Jepson celebrates 25 years with men's gymnastics team

UNIVERSITY PARK, Pa. - Head coach Randy Jepson of the Penn State men's gymnastics team is celebrating his 25th anniversary of coaching the Nittany Lions this season.

In addition to being part of the coaching staff, Jepson graduated from Penn State in 1982, where he was a member of the squad and earned the position of team captain, winning All-American honors on rings.

"I've been with this university for so many years now and I couldn't image myself anywhere else," said Jepson. "It's funny I've been here so long, yet it feels like I haven't worked a day in my life-I think that's the key, if you do something you love you'll never get sick of your job."

Jepson has been able to earn National Coach of the Year in 2000, 2004 and 2007, and lead the men's gymnastic team to three national championships and three Big Ten titles.

Many boosters that have been with the program recognize Jepson for the way he preserves the honorable heritage of Penn State's gymnastics, while always finding ways to improve the program.

Jepson started his Penn State affair after transferring from the University of Oregon after the school dropped the gymnastics program.

"Ever since my first visit at this university I was overwhelmed with the positive feel and sense of community Penn State provides," said Jepson.

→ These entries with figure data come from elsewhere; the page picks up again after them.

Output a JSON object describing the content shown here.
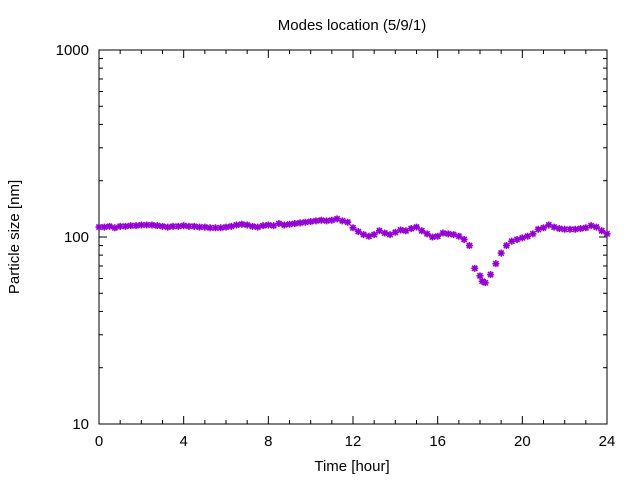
{
  "chart_data": {
    "type": "scatter",
    "title": "Modes location (5/9/1)",
    "xlabel": "Time [hour]",
    "ylabel": "Particle size [nm]",
    "xlim": [
      0,
      24
    ],
    "ylim": [
      10,
      1000
    ],
    "yscale": "log",
    "x_ticks": [
      "0",
      "4",
      "8",
      "12",
      "16",
      "20",
      "24"
    ],
    "y_ticks": [
      "10",
      "100",
      "1000"
    ],
    "grid": false,
    "marker": "star",
    "series": [
      {
        "color": "#9400d3",
        "points": [
          [
            0.0,
            113
          ],
          [
            0.25,
            113
          ],
          [
            0.5,
            114
          ],
          [
            0.75,
            112
          ],
          [
            1.0,
            114
          ],
          [
            1.25,
            114
          ],
          [
            1.5,
            115
          ],
          [
            1.75,
            115
          ],
          [
            2.0,
            116
          ],
          [
            2.25,
            116
          ],
          [
            2.5,
            116
          ],
          [
            2.75,
            115
          ],
          [
            3.0,
            114
          ],
          [
            3.25,
            113
          ],
          [
            3.5,
            114
          ],
          [
            3.75,
            114
          ],
          [
            4.0,
            115
          ],
          [
            4.25,
            114
          ],
          [
            4.5,
            114
          ],
          [
            4.75,
            113
          ],
          [
            5.0,
            113
          ],
          [
            5.25,
            112
          ],
          [
            5.5,
            112
          ],
          [
            5.75,
            112
          ],
          [
            6.0,
            113
          ],
          [
            6.25,
            114
          ],
          [
            6.5,
            116
          ],
          [
            6.75,
            117
          ],
          [
            7.0,
            116
          ],
          [
            7.25,
            114
          ],
          [
            7.5,
            113
          ],
          [
            7.75,
            115
          ],
          [
            8.0,
            116
          ],
          [
            8.25,
            115
          ],
          [
            8.5,
            118
          ],
          [
            8.75,
            116
          ],
          [
            9.0,
            117
          ],
          [
            9.25,
            118
          ],
          [
            9.5,
            119
          ],
          [
            9.75,
            120
          ],
          [
            10.0,
            121
          ],
          [
            10.25,
            122
          ],
          [
            10.5,
            123
          ],
          [
            10.75,
            122
          ],
          [
            11.0,
            123
          ],
          [
            11.25,
            125
          ],
          [
            11.5,
            122
          ],
          [
            11.75,
            120
          ],
          [
            12.0,
            112
          ],
          [
            12.25,
            107
          ],
          [
            12.5,
            103
          ],
          [
            12.75,
            101
          ],
          [
            13.0,
            103
          ],
          [
            13.25,
            108
          ],
          [
            13.5,
            105
          ],
          [
            13.75,
            103
          ],
          [
            14.0,
            106
          ],
          [
            14.25,
            109
          ],
          [
            14.5,
            108
          ],
          [
            14.75,
            111
          ],
          [
            15.0,
            113
          ],
          [
            15.25,
            108
          ],
          [
            15.5,
            104
          ],
          [
            15.75,
            100
          ],
          [
            16.0,
            101
          ],
          [
            16.25,
            105
          ],
          [
            16.5,
            104
          ],
          [
            16.75,
            103
          ],
          [
            17.0,
            101
          ],
          [
            17.25,
            97
          ],
          [
            17.5,
            90
          ],
          [
            17.75,
            68
          ],
          [
            18.0,
            62
          ],
          [
            18.1,
            58
          ],
          [
            18.25,
            57
          ],
          [
            18.5,
            63
          ],
          [
            18.75,
            72
          ],
          [
            19.0,
            82
          ],
          [
            19.25,
            90
          ],
          [
            19.5,
            95
          ],
          [
            19.75,
            97
          ],
          [
            20.0,
            99
          ],
          [
            20.25,
            101
          ],
          [
            20.5,
            104
          ],
          [
            20.75,
            110
          ],
          [
            21.0,
            112
          ],
          [
            21.25,
            116
          ],
          [
            21.5,
            113
          ],
          [
            21.75,
            111
          ],
          [
            22.0,
            110
          ],
          [
            22.25,
            110
          ],
          [
            22.5,
            110
          ],
          [
            22.75,
            111
          ],
          [
            23.0,
            112
          ],
          [
            23.25,
            115
          ],
          [
            23.5,
            113
          ],
          [
            23.75,
            108
          ],
          [
            24.0,
            104
          ]
        ]
      }
    ]
  }
}
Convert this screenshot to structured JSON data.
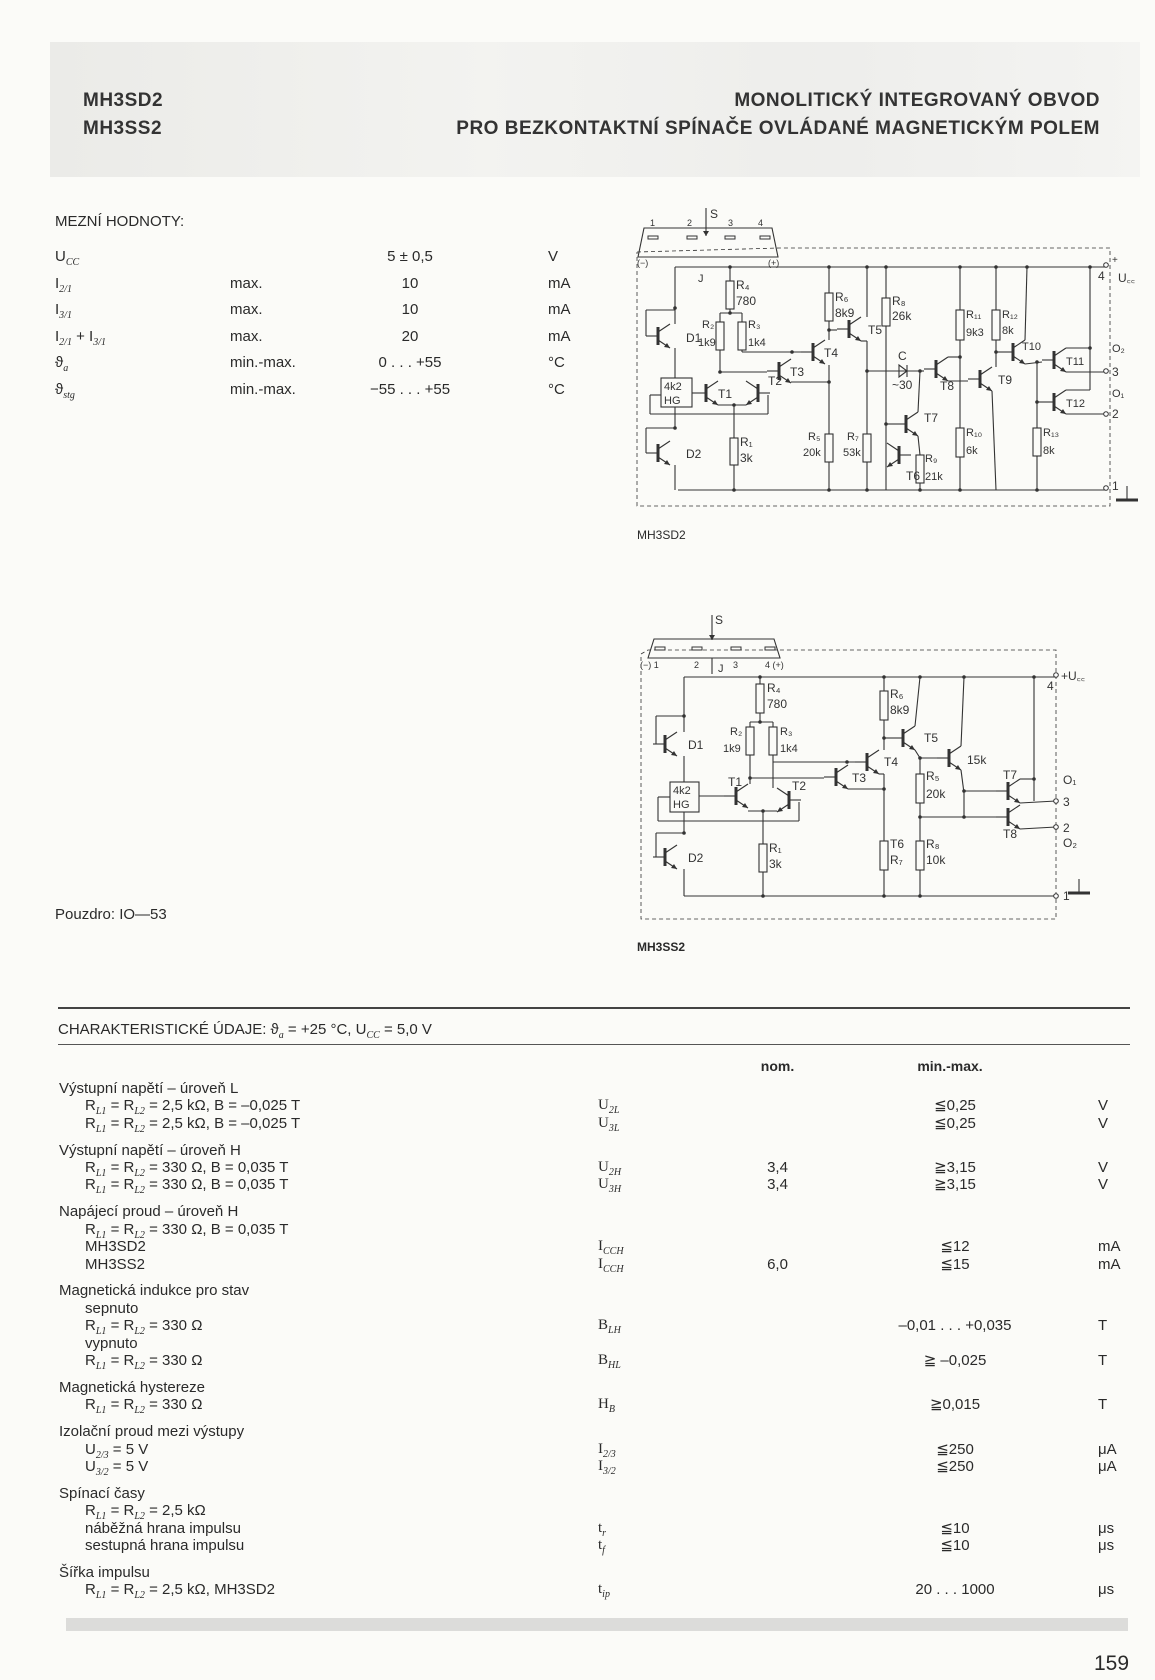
{
  "header": {
    "models": [
      "MH3SD2",
      "MH3SS2"
    ],
    "title_lines": [
      "MONOLITICKÝ INTEGROVANÝ OBVOD",
      "PRO BEZKONTAKTNÍ SPÍNAČE OVLÁDANÉ MAGNETICKÝM POLEM"
    ]
  },
  "limits": {
    "title": "MEZNÍ HODNOTY:",
    "rows": [
      {
        "param": "U_{CC}",
        "qual": "",
        "value": "5 ± 0,5",
        "unit": "V"
      },
      {
        "param": "I_{2/1}",
        "qual": "max.",
        "value": "10",
        "unit": "mA"
      },
      {
        "param": "I_{3/1}",
        "qual": "max.",
        "value": "10",
        "unit": "mA"
      },
      {
        "param": "I_{2/1} + I_{3/1}",
        "qual": "max.",
        "value": "20",
        "unit": "mA"
      },
      {
        "param": "ϑ_{a}",
        "qual": "min.-max.",
        "value": "0 . . . +55",
        "unit": "°C"
      },
      {
        "param": "ϑ_{stg}",
        "qual": "min.-max.",
        "value": "−55 . . . +55",
        "unit": "°C"
      }
    ]
  },
  "package": "Pouzdro:  IO—53",
  "schematics": [
    {
      "caption": "MH3SD2",
      "labels": [
        "S",
        "1",
        "2",
        "3",
        "4",
        "(−)",
        "(+)",
        "J",
        "R₄",
        "780",
        "R₂",
        "1k9",
        "R₃",
        "1k4",
        "D1",
        "D2",
        "4k2",
        "HG",
        "T1",
        "T2",
        "R₁",
        "3k",
        "T3",
        "T4",
        "R₆",
        "8k9",
        "T5",
        "R₅",
        "20k",
        "R₇",
        "53k",
        "R₈",
        "26k",
        "C",
        "~30",
        "T7",
        "T6",
        "R₉",
        "21k",
        "T8",
        "R₁₁",
        "9k3",
        "T9",
        "R₁₀",
        "6k",
        "R₁₂",
        "8k",
        "T10",
        "T11",
        "T12",
        "R₁₃",
        "8k",
        "4",
        "+",
        "U꜀꜀",
        "O₂",
        "3",
        "O₁",
        "2",
        "1"
      ]
    },
    {
      "caption": "MH3SS2",
      "labels": [
        "S",
        "(−) 1",
        "2",
        "J",
        "3",
        "4 (+)",
        "R₄",
        "780",
        "R₂",
        "1k9",
        "R₃",
        "1k4",
        "D1",
        "D2",
        "4k2",
        "HG",
        "T1",
        "T2",
        "R₁",
        "3k",
        "T3",
        "T4",
        "R₆",
        "8k9",
        "T5",
        "T6",
        "R₇",
        "15k",
        "R₅",
        "20k",
        "R₈",
        "10k",
        "T7",
        "T8",
        "4",
        "+U꜀꜀",
        "O₁",
        "3",
        "2",
        "O₂",
        "1"
      ]
    }
  ],
  "characteristics": {
    "title": "CHARAKTERISTICKÉ ÚDAJE: ϑ_{a} = +25 °C, U_{CC} = 5,0 V",
    "col_nom": "nom.",
    "col_minmax": "min.-max.",
    "groups": [
      {
        "lines": [
          {
            "label": "Výstupní napětí – úroveň L",
            "indent": 0
          },
          {
            "label": "R_{L1} = R_{L2} = 2,5 kΩ, B = –0,025 T",
            "indent": 1,
            "sym": "U_{2L}",
            "minmax": "≦0,25",
            "unit": "V"
          },
          {
            "label": "R_{L1} = R_{L2} = 2,5 kΩ, B = –0,025 T",
            "indent": 1,
            "sym": "U_{3L}",
            "minmax": "≦0,25",
            "unit": "V"
          }
        ]
      },
      {
        "lines": [
          {
            "label": "Výstupní napětí – úroveň H",
            "indent": 0
          },
          {
            "label": "R_{L1} = R_{L2} = 330 Ω, B = 0,035 T",
            "indent": 1,
            "sym": "U_{2H}",
            "nom": "3,4",
            "minmax": "≧3,15",
            "unit": "V"
          },
          {
            "label": "R_{L1} = R_{L2} = 330 Ω, B = 0,035 T",
            "indent": 1,
            "sym": "U_{3H}",
            "nom": "3,4",
            "minmax": "≧3,15",
            "unit": "V"
          }
        ]
      },
      {
        "lines": [
          {
            "label": "Napájecí proud – úroveň H",
            "indent": 0
          },
          {
            "label": "R_{L1} = R_{L2} = 330 Ω, B = 0,035 T",
            "indent": 1
          },
          {
            "label": "MH3SD2",
            "indent": 1,
            "sym": "I_{CCH}",
            "minmax": "≦12",
            "unit": "mA"
          },
          {
            "label": "MH3SS2",
            "indent": 1,
            "sym": "I_{CCH}",
            "nom": "6,0",
            "minmax": "≦15",
            "unit": "mA"
          }
        ]
      },
      {
        "lines": [
          {
            "label": "Magnetická indukce pro stav",
            "indent": 0
          },
          {
            "label": "sepnuto",
            "indent": 1
          },
          {
            "label": "R_{L1} = R_{L2} = 330 Ω",
            "indent": 1,
            "sym": "B_{LH}",
            "minmax": "–0,01 . . . +0,035",
            "unit": "T"
          },
          {
            "label": "vypnuto",
            "indent": 1
          },
          {
            "label": "R_{L1} = R_{L2} = 330 Ω",
            "indent": 1,
            "sym": "B_{HL}",
            "minmax": "≧ –0,025",
            "unit": "T"
          }
        ]
      },
      {
        "lines": [
          {
            "label": "Magnetická hystereze",
            "indent": 0
          },
          {
            "label": "R_{L1} = R_{L2} = 330 Ω",
            "indent": 1,
            "sym": "H_{B}",
            "minmax": "≧0,015",
            "unit": "T"
          }
        ]
      },
      {
        "lines": [
          {
            "label": "Izolační proud mezi výstupy",
            "indent": 0
          },
          {
            "label": "U_{2/3} = 5 V",
            "indent": 1,
            "sym": "I_{2/3}",
            "minmax": "≦250",
            "unit": "μA"
          },
          {
            "label": "U_{3/2} = 5 V",
            "indent": 1,
            "sym": "I_{3/2}",
            "minmax": "≦250",
            "unit": "μA"
          }
        ]
      },
      {
        "lines": [
          {
            "label": "Spínací časy",
            "indent": 0
          },
          {
            "label": "R_{L1} = R_{L2} = 2,5 kΩ",
            "indent": 1
          },
          {
            "label": "náběžná hrana impulsu",
            "indent": 1,
            "sym": "t_{r}",
            "minmax": "≦10",
            "unit": "μs"
          },
          {
            "label": "sestupná hrana impulsu",
            "indent": 1,
            "sym": "t_{f}",
            "minmax": "≦10",
            "unit": "μs"
          }
        ]
      },
      {
        "lines": [
          {
            "label": "Šířka impulsu",
            "indent": 0
          },
          {
            "label": "R_{L1} = R_{L2} = 2,5 kΩ, MH3SD2",
            "indent": 1,
            "sym": "t_{ip}",
            "minmax": "20 . . . 1000",
            "unit": "μs"
          }
        ]
      }
    ]
  },
  "page_number": "159"
}
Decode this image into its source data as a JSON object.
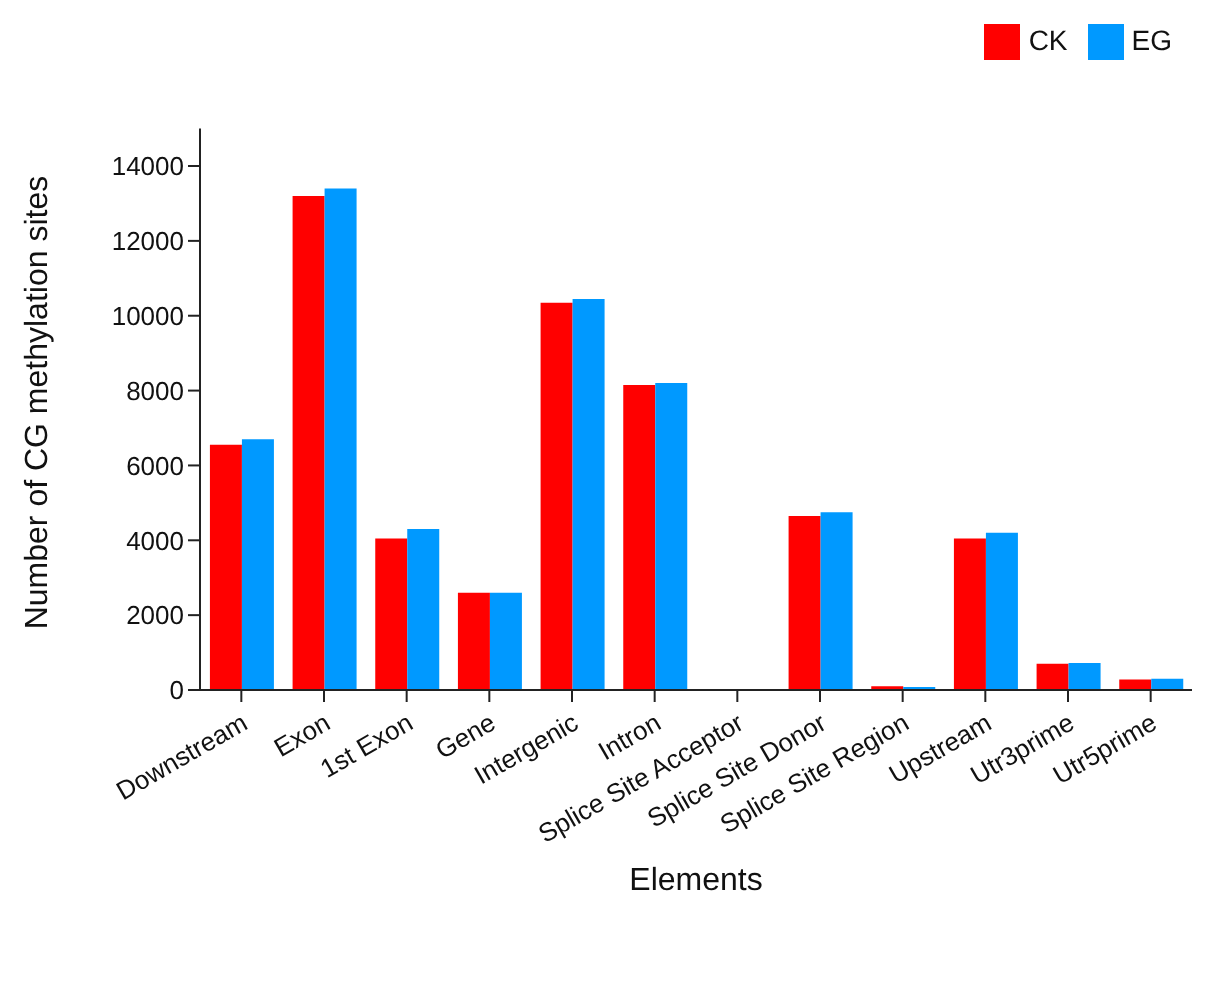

"When I think of Penn State, I think of family. This school provides people with such pride regardless of when you went to school here. I think it's a very powerful and unique aspect that Penn State has."

After graduation, Jepson officially joined the coaching staff in 1983, then in July 1992 he was appointed head coach.

"I'm a little seasoned now, but it's always hard to see the seniors go," said Jepson. "The best thing about coaching is watching these guys grow and mature into great gymnast but that just make's it harder to see them leave."

Jepson has groomed Olympians, Big Ten honorees and national champions.

"As a mentor, it's great to see the guys blossom into not only great gymnast but great people outside the gym," said Jepson.

"I always like to keep track of the guys whether they end up pursuing professional gymnastics or something else.  I think this sport teaches the guys a lot about hard work and dedication, even if they don't recognize it until after the program."

Jepson recognizes that although coaching is rewarding, it does come with challenges.

"Gymnastics isn't for the weak. I tell the guys all the time this sport constantly tells you that you're not good enough, it's always demanding improvement," he said.  "That also plays a role in being a gymnastics coach, I'm always trying to improve and help the guys find ways to better their routines."

Through the ups and downs, Jepson enjoys the challenges of being a gymnastics coach and strives to continue to grow the program.